Arthur had never heard of padel. The sport turned out to be a curious blend of tennis and squash, played in an enclosed court with walls that kept the ball miraculously in play. His first session was humiliation incarnate—his arthritic knees protesting, his coordination vanished somewhere in the 1970s.
But Barnaby, his golden retriever who'd watched Margaret die and kept Arthur company through three years of widowhood, would wait faithfully at the fence. The dog's tail thumped a steady rhythm against the chain-link, as if encouraging Arthur through each embarrassing swing.
"You're getting better, Grandpa," Emma would say, even when he missed the ball entirely.
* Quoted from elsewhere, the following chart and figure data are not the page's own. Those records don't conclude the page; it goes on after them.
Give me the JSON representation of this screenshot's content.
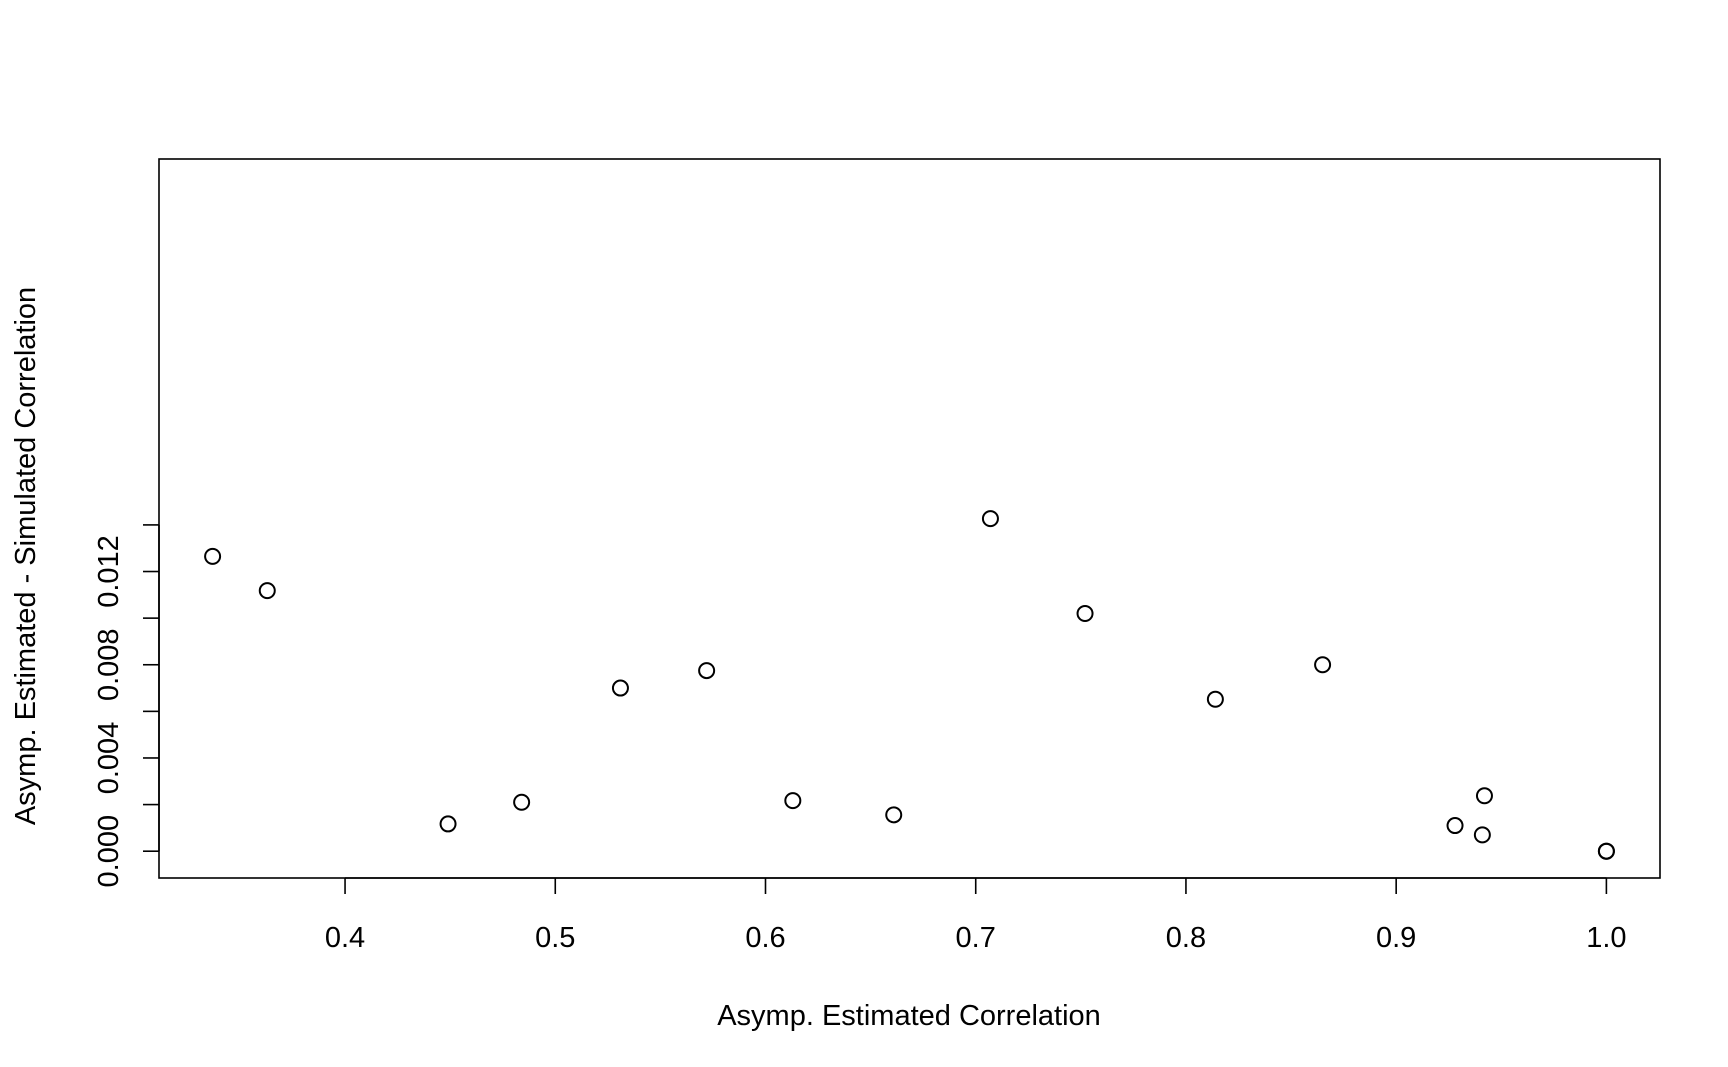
{
  "chart_data": {
    "type": "scatter",
    "title": "",
    "xlabel": "Asymp. Estimated Correlation",
    "ylabel": "Asymp. Estimated - Simulated Correlation",
    "xlim": [
      0.3115,
      1.0255
    ],
    "ylim": [
      -0.00115,
      0.0297
    ],
    "xticks": [
      0.4,
      0.5,
      0.6,
      0.7,
      0.8,
      0.9,
      1.0
    ],
    "xtick_labels": [
      "0.4",
      "0.5",
      "0.6",
      "0.7",
      "0.8",
      "0.9",
      "1.0"
    ],
    "yticks": [
      0.0,
      0.002,
      0.004,
      0.006,
      0.008,
      0.01,
      0.012,
      0.014
    ],
    "ytick_labels": [
      "0.000",
      "",
      "0.004",
      "",
      "0.008",
      "",
      "0.012",
      ""
    ],
    "grid": false,
    "points": [
      {
        "x": 0.337,
        "y": 0.01265
      },
      {
        "x": 0.363,
        "y": 0.01118
      },
      {
        "x": 0.449,
        "y": 0.00117
      },
      {
        "x": 0.484,
        "y": 0.0021
      },
      {
        "x": 0.531,
        "y": 0.007
      },
      {
        "x": 0.572,
        "y": 0.00775
      },
      {
        "x": 0.613,
        "y": 0.00217
      },
      {
        "x": 0.661,
        "y": 0.00156
      },
      {
        "x": 0.707,
        "y": 0.01427
      },
      {
        "x": 0.752,
        "y": 0.0102
      },
      {
        "x": 0.814,
        "y": 0.00652
      },
      {
        "x": 0.865,
        "y": 0.008
      },
      {
        "x": 0.928,
        "y": 0.0011
      },
      {
        "x": 0.941,
        "y": 0.0007
      },
      {
        "x": 0.942,
        "y": 0.00238
      },
      {
        "x": 1.0,
        "y": 0.0
      },
      {
        "x": 1.0,
        "y": 0.0
      }
    ]
  }
}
The weeks accumulated. Something strange happened—Arthur's knees strengthened. His balance improved. But more remarkably, he began to look forward to Tuesday and Thursday afternoons. The other players, some half his age, others contemporaries like himself, became faces he recognized. They laughed together at missed shots, celebrated unlikely returns.
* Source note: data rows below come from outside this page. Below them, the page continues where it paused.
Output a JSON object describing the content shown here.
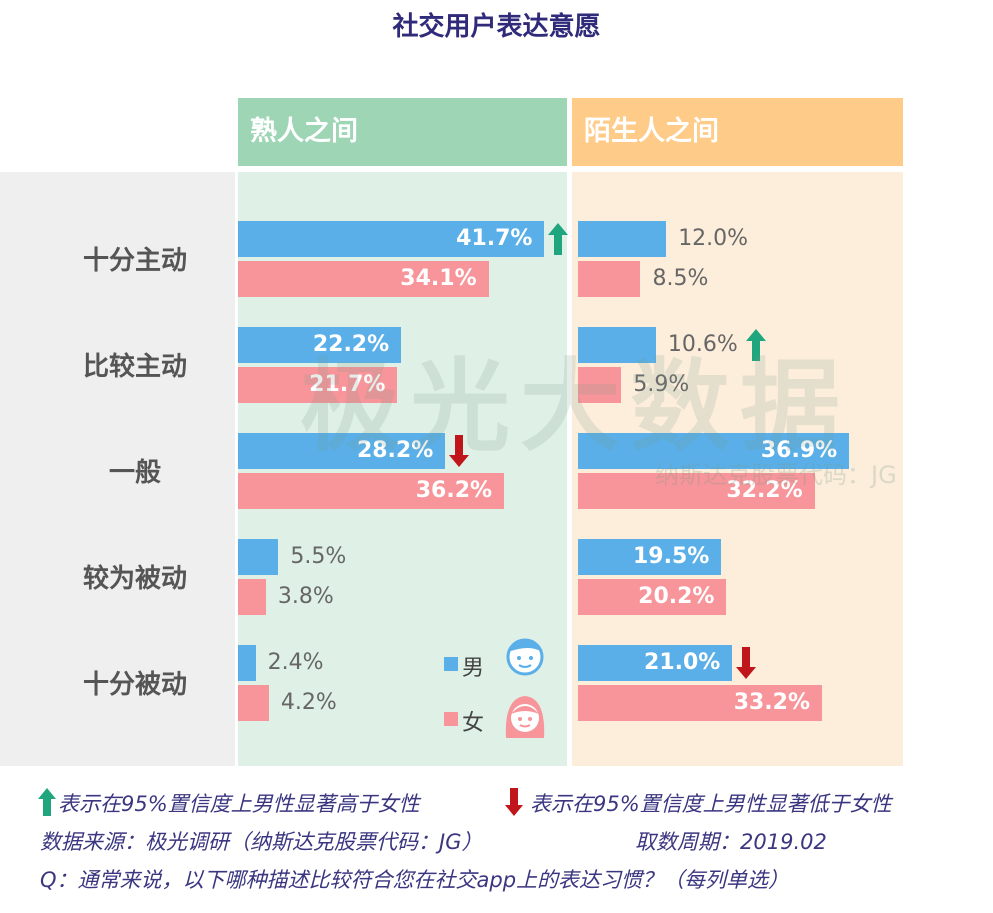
{
  "chart_data": {
    "type": "bar",
    "title": "社交用户表达意愿",
    "categories": [
      "十分主动",
      "比较主动",
      "一般",
      "较为被动",
      "十分被动"
    ],
    "panels": [
      {
        "title": "熟人之间",
        "series": [
          {
            "name": "男",
            "values": [
              41.7,
              22.2,
              28.2,
              5.5,
              2.4
            ]
          },
          {
            "name": "女",
            "values": [
              34.1,
              21.7,
              36.2,
              3.8,
              4.2
            ]
          }
        ],
        "significance": [
          "up",
          null,
          "down",
          null,
          null
        ]
      },
      {
        "title": "陌生人之间",
        "series": [
          {
            "name": "男",
            "values": [
              12.0,
              10.6,
              36.9,
              19.5,
              21.0
            ]
          },
          {
            "name": "女",
            "values": [
              8.5,
              5.9,
              32.2,
              20.2,
              33.2
            ]
          }
        ],
        "significance": [
          null,
          "up",
          null,
          null,
          "down"
        ]
      }
    ],
    "legend": [
      "男",
      "女"
    ],
    "legend_placement": "bottom-right of first panel",
    "colors": {
      "male": "#5aafe9",
      "female": "#f7959a",
      "up": "#1fa67e",
      "down": "#c0161b"
    }
  },
  "footer": {
    "up_note": "表示在95%置信度上男性显著高于女性",
    "down_note": "表示在95%置信度上男性显著低于女性",
    "source": "数据来源：极光调研（纳斯达克股票代码：JG）",
    "period": "取数周期：2019.02",
    "question": "Q：通常来说，以下哪种描述比较符合您在社交app上的表达习惯？（每列单选）"
  },
  "watermark": {
    "text": "极光大数据",
    "sub": "纳斯达克股票代码：JG"
  }
}
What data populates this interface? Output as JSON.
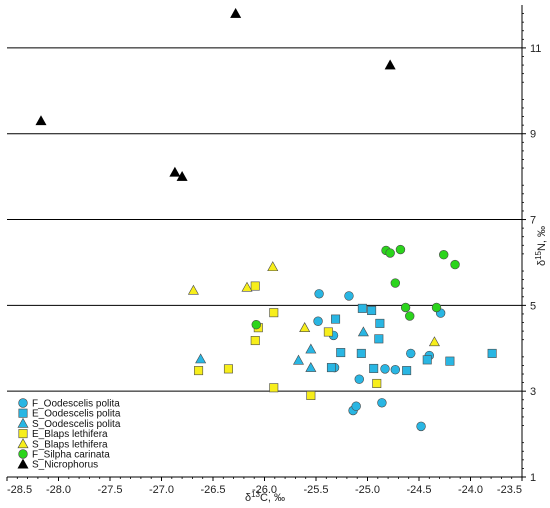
{
  "chart_data": {
    "type": "scatter",
    "xlabel": "δ13C, ‰",
    "xlabel_parts": {
      "pre": "δ",
      "sup": "13",
      "post": "C, ‰"
    },
    "ylabel": "δ15N, ‰",
    "ylabel_parts": {
      "pre": "δ",
      "sup": "15",
      "post": "N, ‰"
    },
    "xlim": [
      -28.5,
      -23.5
    ],
    "ylim": [
      1,
      12
    ],
    "xticks": [
      -28.5,
      -28.0,
      -27.5,
      -27.0,
      -26.5,
      -26.0,
      -25.5,
      -25.0,
      -24.5,
      -24.0,
      -23.5
    ],
    "xtick_labels": [
      "-28.5",
      "-28.0",
      "-27.5",
      "-27.0",
      "-26.5",
      "-26.0",
      "-25.5",
      "-25.0",
      "-24.5",
      "-24.0",
      "-23.5"
    ],
    "yticks": [
      1,
      3,
      5,
      7,
      9,
      11
    ],
    "ytick_labels": [
      "1",
      "3",
      "5",
      "7",
      "9",
      "11"
    ],
    "grid": "horizontal lines at major y ticks",
    "y_axis_side": "right",
    "legend_position": "bottom-left",
    "series": [
      {
        "name": "F_Oodescelis polita",
        "marker": "circle",
        "color": "#29b6e3",
        "points": [
          [
            -25.47,
            5.27
          ],
          [
            -25.18,
            5.22
          ],
          [
            -25.48,
            4.63
          ],
          [
            -25.33,
            4.3
          ],
          [
            -25.32,
            3.55
          ],
          [
            -25.08,
            3.28
          ],
          [
            -24.83,
            3.52
          ],
          [
            -24.73,
            3.5
          ],
          [
            -24.58,
            3.88
          ],
          [
            -24.4,
            3.83
          ],
          [
            -24.29,
            4.82
          ],
          [
            -25.14,
            2.55
          ],
          [
            -25.11,
            2.65
          ],
          [
            -24.86,
            2.73
          ],
          [
            -24.48,
            2.18
          ]
        ]
      },
      {
        "name": "E_Oodescelis polita",
        "marker": "square",
        "color": "#29b6e3",
        "points": [
          [
            -25.31,
            4.68
          ],
          [
            -25.05,
            4.93
          ],
          [
            -24.96,
            4.88
          ],
          [
            -24.88,
            4.58
          ],
          [
            -24.89,
            4.22
          ],
          [
            -25.26,
            3.9
          ],
          [
            -25.06,
            3.88
          ],
          [
            -25.35,
            3.55
          ],
          [
            -24.94,
            3.53
          ],
          [
            -24.42,
            3.73
          ],
          [
            -24.62,
            3.48
          ],
          [
            -24.2,
            3.7
          ],
          [
            -23.79,
            3.88
          ]
        ]
      },
      {
        "name": "S_Oodescelis polita",
        "marker": "triangle",
        "color": "#29b6e3",
        "points": [
          [
            -26.62,
            3.75
          ],
          [
            -25.67,
            3.72
          ],
          [
            -25.55,
            3.98
          ],
          [
            -25.55,
            3.55
          ],
          [
            -25.04,
            4.38
          ]
        ]
      },
      {
        "name": "E_Blaps lethifera",
        "marker": "square",
        "color": "#f7ee1b",
        "points": [
          [
            -26.09,
            5.45
          ],
          [
            -26.06,
            4.48
          ],
          [
            -26.09,
            4.18
          ],
          [
            -25.91,
            4.83
          ],
          [
            -25.38,
            4.38
          ],
          [
            -26.64,
            3.48
          ],
          [
            -26.35,
            3.52
          ],
          [
            -25.91,
            3.08
          ],
          [
            -25.55,
            2.9
          ],
          [
            -24.91,
            3.18
          ]
        ]
      },
      {
        "name": "S_Blaps lethifera",
        "marker": "triangle",
        "color": "#f7ee1b",
        "points": [
          [
            -26.69,
            5.35
          ],
          [
            -26.17,
            5.42
          ],
          [
            -25.92,
            5.9
          ],
          [
            -25.61,
            4.48
          ],
          [
            -24.35,
            4.15
          ]
        ]
      },
      {
        "name": "F_Silpha carinata",
        "marker": "circle",
        "color": "#2bd41c",
        "points": [
          [
            -24.82,
            6.28
          ],
          [
            -24.78,
            6.22
          ],
          [
            -24.68,
            6.3
          ],
          [
            -24.26,
            6.18
          ],
          [
            -24.15,
            5.95
          ],
          [
            -24.73,
            5.52
          ],
          [
            -24.63,
            4.95
          ],
          [
            -24.59,
            4.75
          ],
          [
            -24.33,
            4.95
          ],
          [
            -26.08,
            4.55
          ]
        ]
      },
      {
        "name": "S_Nicrophorus",
        "marker": "triangle",
        "color": "#000000",
        "points": [
          [
            -26.28,
            11.8
          ],
          [
            -24.78,
            10.6
          ],
          [
            -28.17,
            9.3
          ],
          [
            -26.87,
            8.1
          ],
          [
            -26.8,
            8.0
          ]
        ]
      }
    ]
  }
}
One autumn afternoon, Arthur actually returned a serve that should have been impossible. The ball clipped the corner, sailed past his opponent's outstretched racquet.
"Did you see that?" Arthur shouted to Barnaby.
The golden retriever barked joyfully, tail beating against the fence.
Later that evening, Arthur reached for his vitamin bottle and paused. He thought of Barnaby waiting faithfully at the courts, of Emma's patient encouragement, of the improbable joy he'd found in a sport he'd never known existed. He thought of Margaret, who would have loved seeing him play.
Arthur left the vitamin on the counter. Some prescriptions, he finally understood, don't come in bottles. The best medicine for what ailed him had been there all along—connection, movement, a dog's unwavering love, a granddaughter's stubborn faith.
Barnaby nudged his hand, and Arthur scratched behind those velvet ears.
"You knew all along, didn't you, old friend?"